松井ニット技研が生み出したマフラーが、突然「世界一」に選ばれたのは、2013年夏のことだった。コンテストがあって応募したのではない。宇宙飛行士、毛利衛さんが館長を務める日本科学未来館が勝手に選んだのである。
この年の4月、大阪・梅田に開業した複合施設「ナレッジキャピタル」が「THE世界一展」を企画した。これに日本科学未来館が協力、科学技術史グループの鈴木一義氏が監修して
「世界に誇る日本の優れた技術」
として170あまりの製品を選んだ。ソニーのウォークマン、ホンダのスーパーカブ、マツダのロータリーエンジン、日清食品のカップヌードルなどと並んで、松井ニット技研のアクリルミンキーマフラーが選ばれたのだった。すべての製品がまず大阪、次に東京で開かれた「THE世界一展」で展示された。
ひょっとしたら、あれは森山亮さんにたたき込まれた
「発注先にいわれた通りに作っていてはダメです。自分で企画をし、作り、販売するようにならないといけません」
というアドバイスが智司社長、敏夫専務の背中を押して作らせたものだったのかも知れない。作ったのは1990年代の半ばである。
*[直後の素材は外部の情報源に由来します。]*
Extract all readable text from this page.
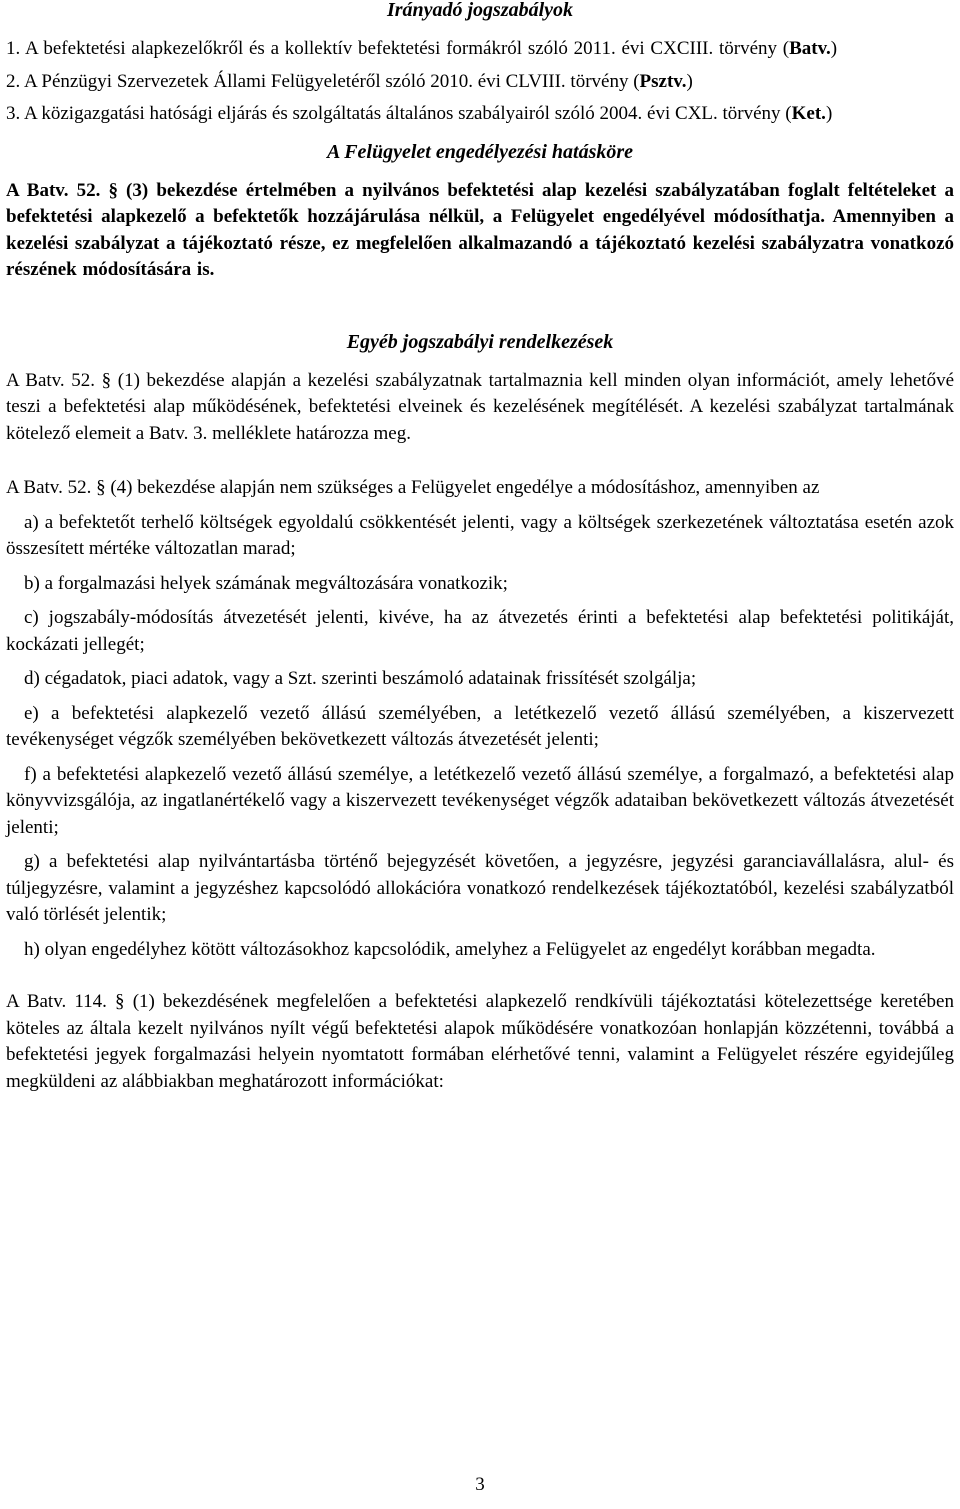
Irányadó jogszabályok

1. A befektetési alapkezelőkről és a kollektív befektetési formákról szóló 2011. évi CXCIII. törvény (Batv.)

2. A Pénzügyi Szervezetek Állami Felügyeletéről szóló 2010. évi CLVIII. törvény (Psztv.)

3. A közigazgatási hatósági eljárás és szolgáltatás általános szabályairól szóló 2004. évi CXL. törvény (Ket.)

A Felügyelet engedélyezési hatásköre

A Batv. 52. § (3) bekezdése értelmében a nyilvános befektetési alap kezelési szabályzatában foglalt feltételeket a befektetési alapkezelő a befektetők hozzájárulása nélkül, a Felügyelet engedélyével módosíthatja. Amennyiben a kezelési szabályzat a tájékoztató része, ez megfelelően alkalmazandó a tájékoztató kezelési szabályzatra vonatkozó részének módosítására is.

Egyéb jogszabályi rendelkezések

A Batv. 52. § (1) bekezdése alapján a kezelési szabályzatnak tartalmaznia kell minden olyan információt, amely lehetővé teszi a befektetési alap működésének, befektetési elveinek és kezelésének megítélését. A kezelési szabályzat tartalmának kötelező elemeit a Batv. 3. melléklete határozza meg.

A Batv. 52. § (4) bekezdése alapján nem szükséges a Felügyelet engedélye a módosításhoz, amennyiben az

a) a befektetőt terhelő költségek egyoldalú csökkentését jelenti, vagy a költségek szerkezetének változtatása esetén azok összesített mértéke változatlan marad;

b) a forgalmazási helyek számának megváltozására vonatkozik;

c) jogszabály-módosítás átvezetését jelenti, kivéve, ha az átvezetés érinti a befektetési alap befektetési politikáját, kockázati jellegét;

d) cégadatok, piaci adatok, vagy a Szt. szerinti beszámoló adatainak frissítését szolgálja;

e) a befektetési alapkezelő vezető állású személyében, a letétkezelő vezető állású személyében, a kiszervezett tevékenységet végzők személyében bekövetkezett változás átvezetését jelenti;

f) a befektetési alapkezelő vezető állású személye, a letétkezelő vezető állású személye, a forgalmazó, a befektetési alap könyvvizsgálója, az ingatlanértékelő vagy a kiszervezett tevékenységet végzők adataiban bekövetkezett változás átvezetését jelenti;

g) a befektetési alap nyilvántartásba történő bejegyzését követően, a jegyzésre, jegyzési garanciavállalásra, alul- és túljegyzésre, valamint a jegyzéshez kapcsolódó allokációra vonatkozó rendelkezések tájékoztatóból, kezelési szabályzatból való törlését jelentik;

h) olyan engedélyhez kötött változásokhoz kapcsolódik, amelyhez a Felügyelet az engedélyt korábban megadta.

A Batv. 114. § (1) bekezdésének megfelelően a befektetési alapkezelő rendkívüli tájékoztatási kötelezettsége keretében köteles az általa kezelt nyilvános nyílt végű befektetési alapok működésére vonatkozóan honlapján közzétenni, továbbá a befektetési jegyek forgalmazási helyein nyomtatott formában elérhetővé tenni, valamint a Felügyelet részére egyidejűleg megküldeni az alábbiakban meghatározott információkat:

3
このころ、三菱レイヨン(現三菱ケミカル)が新しいアクリル繊維を作った。毛羽立ちがしやすく、ミンクのような風合いが出せる、という触れ込みだった。そこは編み物職人である。興味を惹かれ、いくつか試作品を見てみた。どれも緯(よこ)編みのニット製品だった。
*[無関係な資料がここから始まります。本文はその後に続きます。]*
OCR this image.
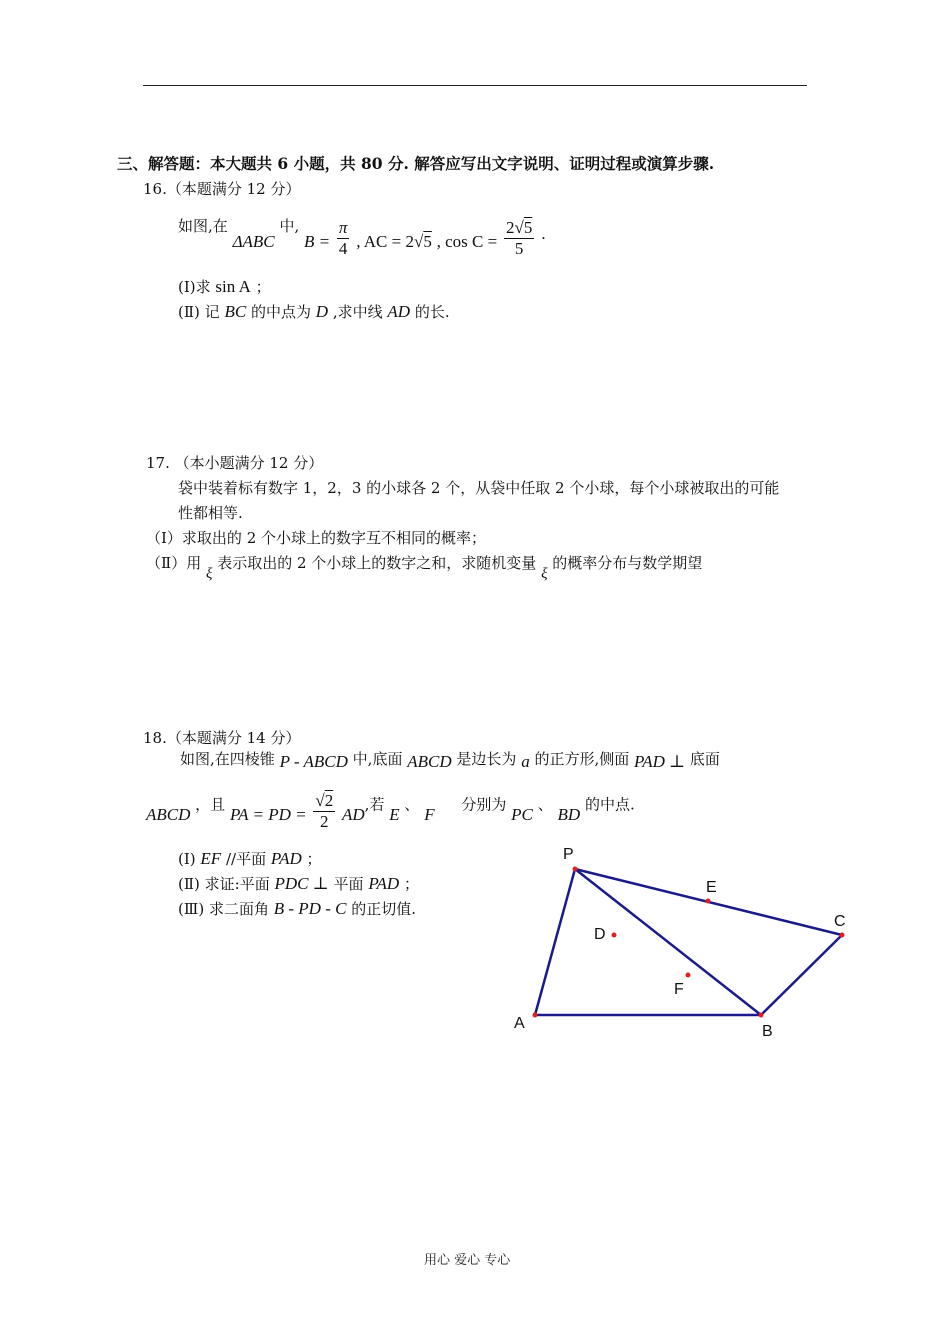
三、解答题：本大题共 6 小题，共 80 分. 解答应写出文字说明、证明过程或演算步骤.
16.（本题满分 12 分）
如图,在 ΔABC 中, $B = \frac{\pi}{4}$ , AC = 2√5 , $\cos C = \frac{2√5}{5}$ .
(Ⅰ)求 sin A ；
(Ⅱ) 记 BC 的中点为 D ,求中线 AD 的长.
17. （本小题满分 12 分）
袋中装着标有数字 1，2，3 的小球各 2 个，从袋中任取 2 个小球，每个小球被取出的可能
性都相等.
（Ⅰ）求取出的 2 个小球上的数字互不相同的概率；
（Ⅱ）用 ξ 表示取出的 2 个小球上的数字之和，求随机变量 ξ 的概率分布与数学期望
18.（本题满分 14 分）
如图,在四棱锥 P - ABCD 中,底面 ABCD 是边长为 a 的正方形,侧面 PAD ⊥ 底面
ABCD ，且 PA = PD = $\frac{√2}{2}$ AD,若 E 、 F 分别为 PC 、 BD 的中点.
(Ⅰ) EF //平面 PAD ；
(Ⅱ) 求证:平面 PDC ⊥ 平面 PAD ；
(Ⅲ) 求二面角 B - PD - C 的正切值.
P
E
C
D
F
A	B
用心 爱心 专心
「この糸を経(たて)編みしてマフラーを作れないかな」
敏夫専務は別の機会に試作品を見たのだが、2人は全く同じことを考えた。松井ニット技研はやはりマフラーメーカーなのである。
・糸の特性を活かしてミンクタッチのものにする
・後処理で起毛する
・肌にまとわりつくのを防ぐため、帯電防止剤を使う
・柔軟剤を加える
と方針を決めると、新しい糸に職人魂を突き動かされた2人は早速作り始めた。
まず三菱レイヨンに数種類の太さの糸を発注した。そしてどんなものを作るか、2人で工夫を凝らした。
ミンクタッチにする。そのためには先染めは出来ない。染色と染料、染めるときの温度、染料に付けておく時間を組み合わせる技だが、100℃前後の高温にさらされたアクリル繊維は硬化して風合いが失われてしまう。一度硬化すると、元には戻せない。だから後染めにしよう。
編み方にも工夫を凝らした。ここは智司社長の出番である。ミンクの風合いを出すにはどんな編み方が相応しいのか。使い慣れたラッセル機を駆使して何度も試作を繰り返した。
「皆さんお気づきではないかも知れませんが、うちでしかできない編み方にしました。ええ、あの編み方を真似できるところはないと思います」
写真:「世界一」に選ばれたアクリルミンキーマフラー。